Noncoding RNAs (ncRNAs), such as microRNAs (miRNAs) and long noncoding RNAs (lncRNAs) are becoming fundamentally important in the pathophysiology relating to injury-induced vascular remodelling. In this review, researchers from the Glasgow Cardiovascular Research Centre highlight recent studies that demonstrate the involvement of ncRNAs in vein graft disease, in in-stent restenosis and in pulmonary arterial hypertension, with a particular focus on endothelial cell and vascular smooth muscle cell function. They also briefly discuss the emerging role of exosomal-derived ncRNAs and how this mechanism impacts on vascular function.
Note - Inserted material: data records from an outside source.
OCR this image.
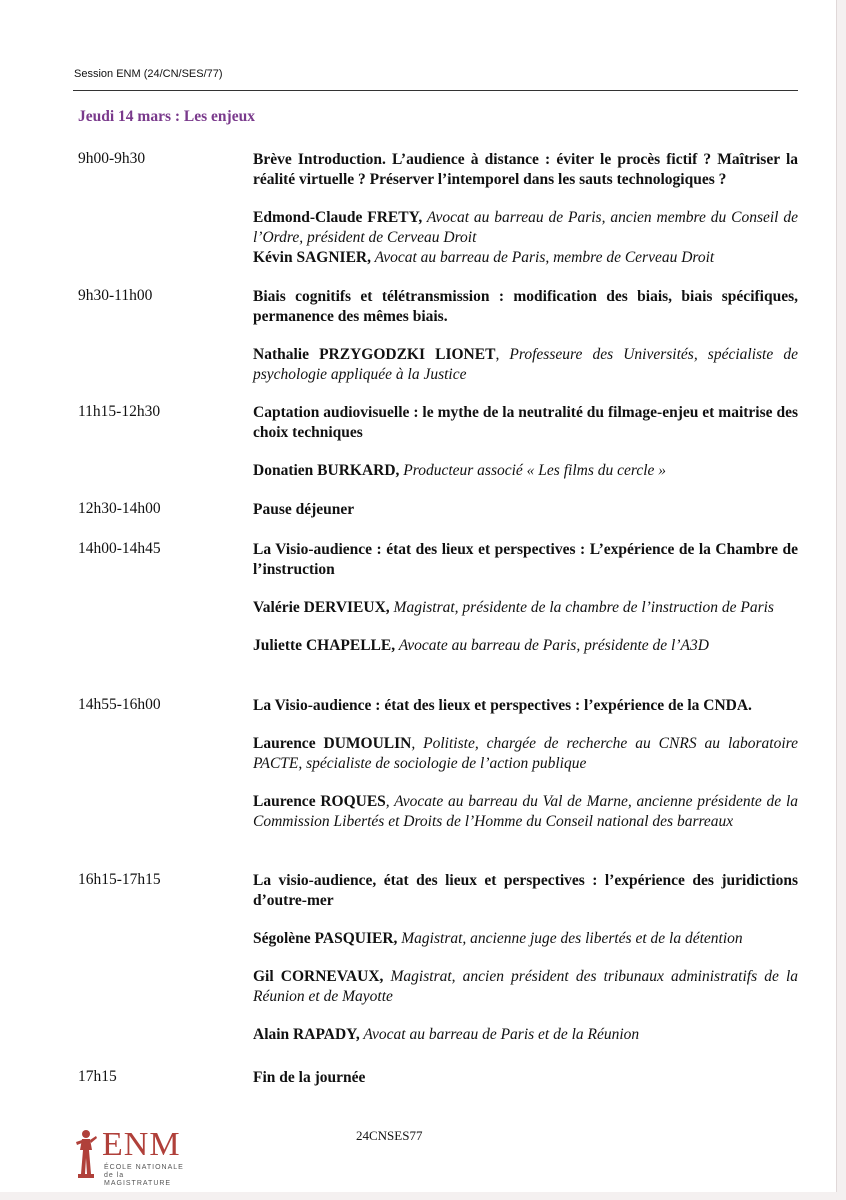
Session ENM (24/CN/SES/77)
Jeudi 14 mars : Les enjeux
9h00-9h30	Brève Introduction. L’audience à distance : éviter le procès fictif ? Maîtriser la réalité virtuelle ? Préserver l’intemporel dans les sauts technologiques ?
Edmond-Claude FRETY, Avocat au barreau de Paris, ancien membre du Conseil de l’Ordre, président de Cerveau Droit
Kévin SAGNIER, Avocat au barreau de Paris, membre de Cerveau Droit
9h30-11h00	Biais cognitifs et télétransmission : modification des biais, biais spécifiques, permanence des mêmes biais.
Nathalie PRZYGODZKI LIONET, Professeure des Universités, spécialiste de psychologie appliquée à la Justice
11h15-12h30	Captation audiovisuelle : le mythe de la neutralité du filmage-enjeu et maitrise des choix techniques
Donatien BURKARD, Producteur associé « Les films du cercle »
12h30-14h00	Pause déjeuner
14h00-14h45	La Visio-audience : état des lieux et perspectives : L’expérience de la Chambre de l’instruction
Valérie DERVIEUX, Magistrat, présidente de la chambre de l’instruction de Paris
Juliette CHAPELLE, Avocate au barreau de Paris, présidente de l’A3D
14h55-16h00	La Visio-audience : état des lieux et perspectives : l’expérience de la CNDA.
Laurence DUMOULIN, Politiste, chargée de recherche au CNRS au laboratoire PACTE, spécialiste de sociologie de l’action publique
Laurence ROQUES, Avocate au barreau du Val de Marne, ancienne présidente de la Commission Libertés et Droits de l’Homme du Conseil national des barreaux
16h15-17h15	La visio-audience, état des lieux et perspectives : l’expérience des juridictions d’outre-mer
Ségolène PASQUIER, Magistrat, ancienne juge des libertés et de la détention
Gil CORNEVAUX, Magistrat, ancien président des tribunaux administratifs de la Réunion et de Mayotte
Alain RAPADY, Avocat au barreau de Paris et de la Réunion
17h15	Fin de la journée
24CNSES77
ENM
ÉCOLE NATIONALE
de la MAGISTRATURE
ncRNAs have been described as novel regulators in the pathophysiology of vascular injury, inflammation, and vessel wall remodelling. In particular, several studies have demonstrated that manipulation of miRNAs can reduce the burden of pathological vascular remodelling. Such studies have also shown that exosomal miRNA-mediated, cell-to-cell communication between endothelial cells and vascular smooth muscle cells is critical in the disease process. In addition to miRNAs, lncRNAs are emerging as regulators of vascular function in health and disease. Although lncRNAs are complex in both their sheer numbers and mechanisms of action, identifying their contribution to vascular disease is essential.
Overview of the genome location and functions of lncRNAs
(a). Based on their genome locations, lncRNAs can be classified into sense: transcribed from the sense strand of a protein-coding gene; antisense: transcribed from the antisense strand of a protein-coding gene; intronic: transcribed entirely from an intron of a protein-coding gene; intergenic: transcribed sequences is not located near any other protein-coding loci; bidirectional: transcribed sequences are located on the opposite strand from a protein-coding gene whose transcription is initiated less than 1000 base pairs away. (b). The main functions of lncRNA including signalling: lncRNA can function as molecular signal or indicator of transcriptional activity; decoy: lncRNAs can preclude the access of regulatory proteins to DNA; guides: lncRNA are be required for the localization of specific protein complexes either in ‘cis’ (on neighbouring genes) or in ‘trans’ (on distantly located genes); scaffolds: lncRNAs can serve as adaptors to bring two or more proteins into discrete complexes.
Given the important roles of ncRNAs in vascular injury and remodelling together will their capacity for cell-to-cell communication, manipulating ncRNA might provide novel therapeutic interventions.